The canal is now a hipster hub. There are cafés, juice bars and sushi restaurants. On weekend nights the banks are lined with young people drinking and picnicking. On Sunday it’s closed to traffic and bike riders and joggers abound. (I never saw a French person jog until five years ago). Yoga studios are opening up on every block, much to my pleasant surprise.
The energy feels more urban that it used to, except when I go out early on Sunday morning to do my shopping. I stop into the Valmy for a café crème and watch young families have an orange pressé at tables where students were drinking the latest IPA until 2 a.m. the night before. The flexibility of the Parisian café, catering to each type of client at any time of day, continues. The generations mingle and neighbors from all walks of life still meet.
Although I still have a sentimental attachment to the U.S., I no longer identify with a nationality. The world has become a smaller place because I have two countries to call home.
Paris has changed and it has changed me. I’m not the person I would have been had I stayed in the States. I don’t have an elevator pitch explanation for why I’ve been here for so long. I was adventurous by nature before I moved. But it’s possible that I’ve been more receptive to new opportunities because I took that first big step to live in a country other than that in which I was born.

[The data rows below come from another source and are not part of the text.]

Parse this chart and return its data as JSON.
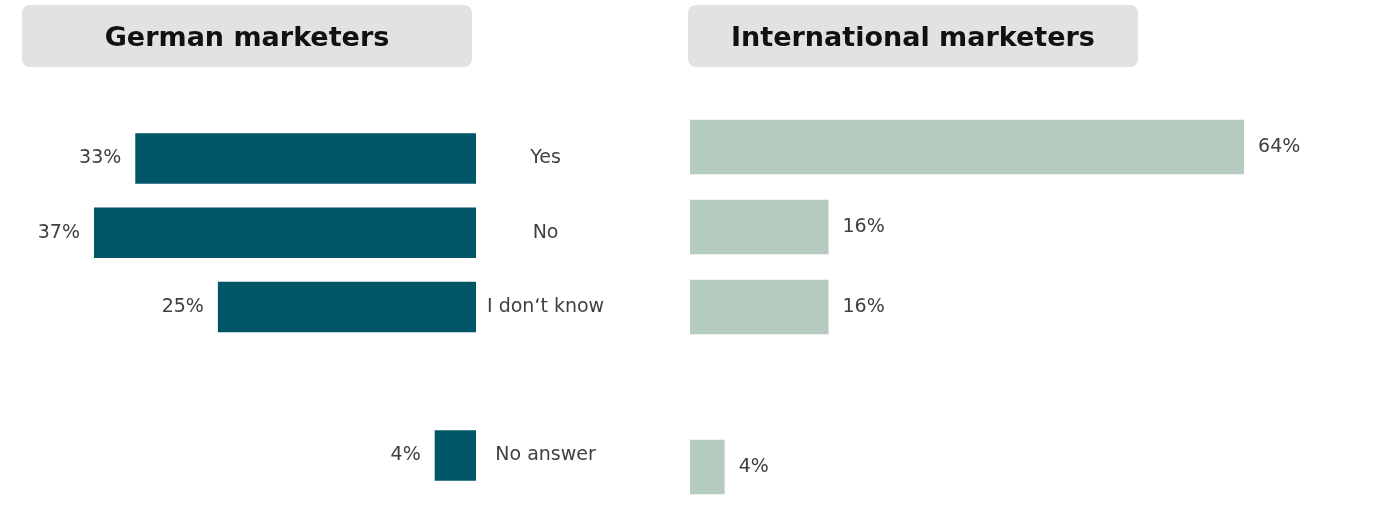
{
  "chart_data": [
    {
      "type": "bar",
      "title": "German marketers",
      "orientation": "horizontal",
      "categories": [
        "Yes",
        "No",
        "I don‘t know",
        null,
        "No answer"
      ],
      "tick_labels": "y",
      "series": [
        {
          "color": "#005566",
          "values": [
            33,
            37,
            25,
            null,
            4
          ],
          "value_labels": [
            "33%",
            "37%",
            "25%",
            null,
            "4%"
          ]
        }
      ]
    },
    {
      "type": "bar",
      "title": "International marketers",
      "orientation": "horizontal",
      "categories": [
        null,
        null,
        null,
        null,
        null
      ],
      "tick_labels": false,
      "series": [
        {
          "color": "#b5cbc0",
          "values": [
            64,
            16,
            16,
            null,
            4
          ],
          "value_labels": [
            "64%",
            "16%",
            "16%",
            null,
            "4%"
          ]
        }
      ]
    }
  ]
}
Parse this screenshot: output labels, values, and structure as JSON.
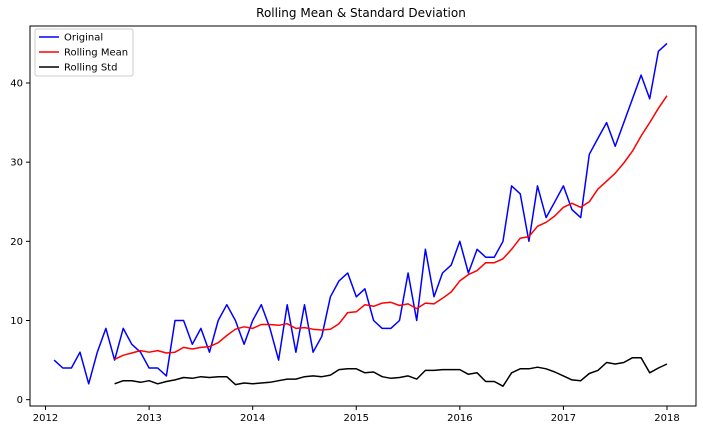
{
  "chart_data": {
    "type": "line",
    "title": "Rolling Mean & Standard Deviation",
    "xlabel": "",
    "ylabel": "",
    "xlim": [
      2011.85,
      2018.28
    ],
    "ylim": [
      -0.8,
      47.2
    ],
    "x_ticks": [
      2012,
      2013,
      2014,
      2015,
      2016,
      2017,
      2018
    ],
    "y_ticks": [
      0,
      10,
      20,
      30,
      40
    ],
    "grid": false,
    "legend_placement": "top-left",
    "series": [
      {
        "name": "Original",
        "color": "#0000ff",
        "x": [
          2012.083,
          2012.167,
          2012.25,
          2012.333,
          2012.417,
          2012.5,
          2012.583,
          2012.667,
          2012.75,
          2012.833,
          2012.917,
          2013.0,
          2013.083,
          2013.167,
          2013.25,
          2013.333,
          2013.417,
          2013.5,
          2013.583,
          2013.667,
          2013.75,
          2013.833,
          2013.917,
          2014.0,
          2014.083,
          2014.167,
          2014.25,
          2014.333,
          2014.417,
          2014.5,
          2014.583,
          2014.667,
          2014.75,
          2014.833,
          2014.917,
          2015.0,
          2015.083,
          2015.167,
          2015.25,
          2015.333,
          2015.417,
          2015.5,
          2015.583,
          2015.667,
          2015.75,
          2015.833,
          2015.917,
          2016.0,
          2016.083,
          2016.167,
          2016.25,
          2016.333,
          2016.417,
          2016.5,
          2016.583,
          2016.667,
          2016.75,
          2016.833,
          2016.917,
          2017.0,
          2017.083,
          2017.167,
          2017.25,
          2017.333,
          2017.417,
          2017.5,
          2017.583,
          2017.667,
          2017.75,
          2017.833,
          2017.917,
          2018.0
        ],
        "values": [
          5,
          4,
          4,
          6,
          2,
          6,
          9,
          5,
          9,
          7,
          6,
          4,
          4,
          3,
          10,
          10,
          7,
          9,
          6,
          10,
          12,
          10,
          7,
          10,
          12,
          9,
          5,
          12,
          6,
          12,
          6,
          8,
          13,
          15,
          16,
          13,
          14,
          10,
          9,
          9,
          10,
          16,
          10,
          19,
          13,
          16,
          17,
          20,
          16,
          19,
          18,
          18,
          20,
          27,
          26,
          20,
          27,
          23,
          25,
          27,
          24,
          23,
          31,
          33,
          35,
          32,
          35,
          38,
          41,
          38,
          44,
          45
        ]
      },
      {
        "name": "Rolling Mean",
        "color": "#ff0000",
        "x": [
          2012.667,
          2012.75,
          2012.833,
          2012.917,
          2013.0,
          2013.083,
          2013.167,
          2013.25,
          2013.333,
          2013.417,
          2013.5,
          2013.583,
          2013.667,
          2013.75,
          2013.833,
          2013.917,
          2014.0,
          2014.083,
          2014.167,
          2014.25,
          2014.333,
          2014.417,
          2014.5,
          2014.583,
          2014.667,
          2014.75,
          2014.833,
          2014.917,
          2015.0,
          2015.083,
          2015.167,
          2015.25,
          2015.333,
          2015.417,
          2015.5,
          2015.583,
          2015.667,
          2015.75,
          2015.833,
          2015.917,
          2016.0,
          2016.083,
          2016.167,
          2016.25,
          2016.333,
          2016.417,
          2016.5,
          2016.583,
          2016.667,
          2016.75,
          2016.833,
          2016.917,
          2017.0,
          2017.083,
          2017.167,
          2017.25,
          2017.333,
          2017.417,
          2017.5,
          2017.583,
          2017.667,
          2017.75,
          2017.833,
          2017.917,
          2018.0
        ],
        "values": [
          5.1,
          5.6,
          5.9,
          6.2,
          6.0,
          6.2,
          5.9,
          6.0,
          6.6,
          6.4,
          6.6,
          6.7,
          7.2,
          8.1,
          8.9,
          9.2,
          9.0,
          9.5,
          9.5,
          9.4,
          9.6,
          9.0,
          9.1,
          8.9,
          8.8,
          8.9,
          9.6,
          11.0,
          11.1,
          12.0,
          11.8,
          12.2,
          12.3,
          11.9,
          12.1,
          11.5,
          12.2,
          12.1,
          12.8,
          13.6,
          15.0,
          15.8,
          16.3,
          17.3,
          17.3,
          17.8,
          19.0,
          20.4,
          20.6,
          21.9,
          22.4,
          23.2,
          24.3,
          24.8,
          24.3,
          25.0,
          26.6,
          27.6,
          28.6,
          29.9,
          31.4,
          33.3,
          35.0,
          36.8,
          38.4
        ]
      },
      {
        "name": "Rolling Std",
        "color": "#000000",
        "x": [
          2012.667,
          2012.75,
          2012.833,
          2012.917,
          2013.0,
          2013.083,
          2013.167,
          2013.25,
          2013.333,
          2013.417,
          2013.5,
          2013.583,
          2013.667,
          2013.75,
          2013.833,
          2013.917,
          2014.0,
          2014.083,
          2014.167,
          2014.25,
          2014.333,
          2014.417,
          2014.5,
          2014.583,
          2014.667,
          2014.75,
          2014.833,
          2014.917,
          2015.0,
          2015.083,
          2015.167,
          2015.25,
          2015.333,
          2015.417,
          2015.5,
          2015.583,
          2015.667,
          2015.75,
          2015.833,
          2015.917,
          2016.0,
          2016.083,
          2016.167,
          2016.25,
          2016.333,
          2016.417,
          2016.5,
          2016.583,
          2016.667,
          2016.75,
          2016.833,
          2016.917,
          2017.0,
          2017.083,
          2017.167,
          2017.25,
          2017.333,
          2017.417,
          2017.5,
          2017.583,
          2017.667,
          2017.75,
          2017.833,
          2017.917,
          2018.0
        ],
        "values": [
          2.0,
          2.4,
          2.4,
          2.2,
          2.4,
          2.0,
          2.3,
          2.5,
          2.8,
          2.7,
          2.9,
          2.8,
          2.9,
          2.9,
          1.9,
          2.1,
          2.0,
          2.1,
          2.2,
          2.4,
          2.6,
          2.6,
          2.9,
          3.0,
          2.9,
          3.1,
          3.8,
          3.9,
          3.9,
          3.4,
          3.5,
          2.9,
          2.7,
          2.8,
          3.0,
          2.6,
          3.7,
          3.7,
          3.8,
          3.8,
          3.8,
          3.2,
          3.4,
          2.3,
          2.3,
          1.7,
          3.4,
          3.9,
          3.9,
          4.1,
          3.9,
          3.5,
          3.0,
          2.5,
          2.4,
          3.3,
          3.7,
          4.7,
          4.5,
          4.7,
          5.3,
          5.3,
          3.4,
          4.0,
          4.5
        ]
      }
    ]
  }
}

Paris has always offered me experiences that I’ve found difficult to refuse. Being bilingual has opened doors in my professional and private lives. It has also made me more confident in the world and, I believe, more open-minded. Although I still have a sentimental attachment to the U.S., I no longer identify with a nationality. The world has become a smaller place because I have two countries to call home.
When I arrived, the city seemed huge and busy and incomprehensible. Now it feels familiar and comfortable. At times I have a melancholic moment when I see a beloved, historic building has become a frenchified version of a Brooklyn bistro. Then I stroll through the Luxembourg gardens at lunchtime in autumn and see kids lounging on the park benches and I realize that they are just like their parents once were. Parisians will always have the same nonchalant confidence. And the city’s blend of beauty and grittiness that has existed since long before my discovery of its complex layers will always intrigue and seduce me.
I recently dined with a friend who lived here for a while 10 years ago. She told me that Paris is a place where she comes back to measure and re-evaluate the dreams of her youth. I can do that everyday.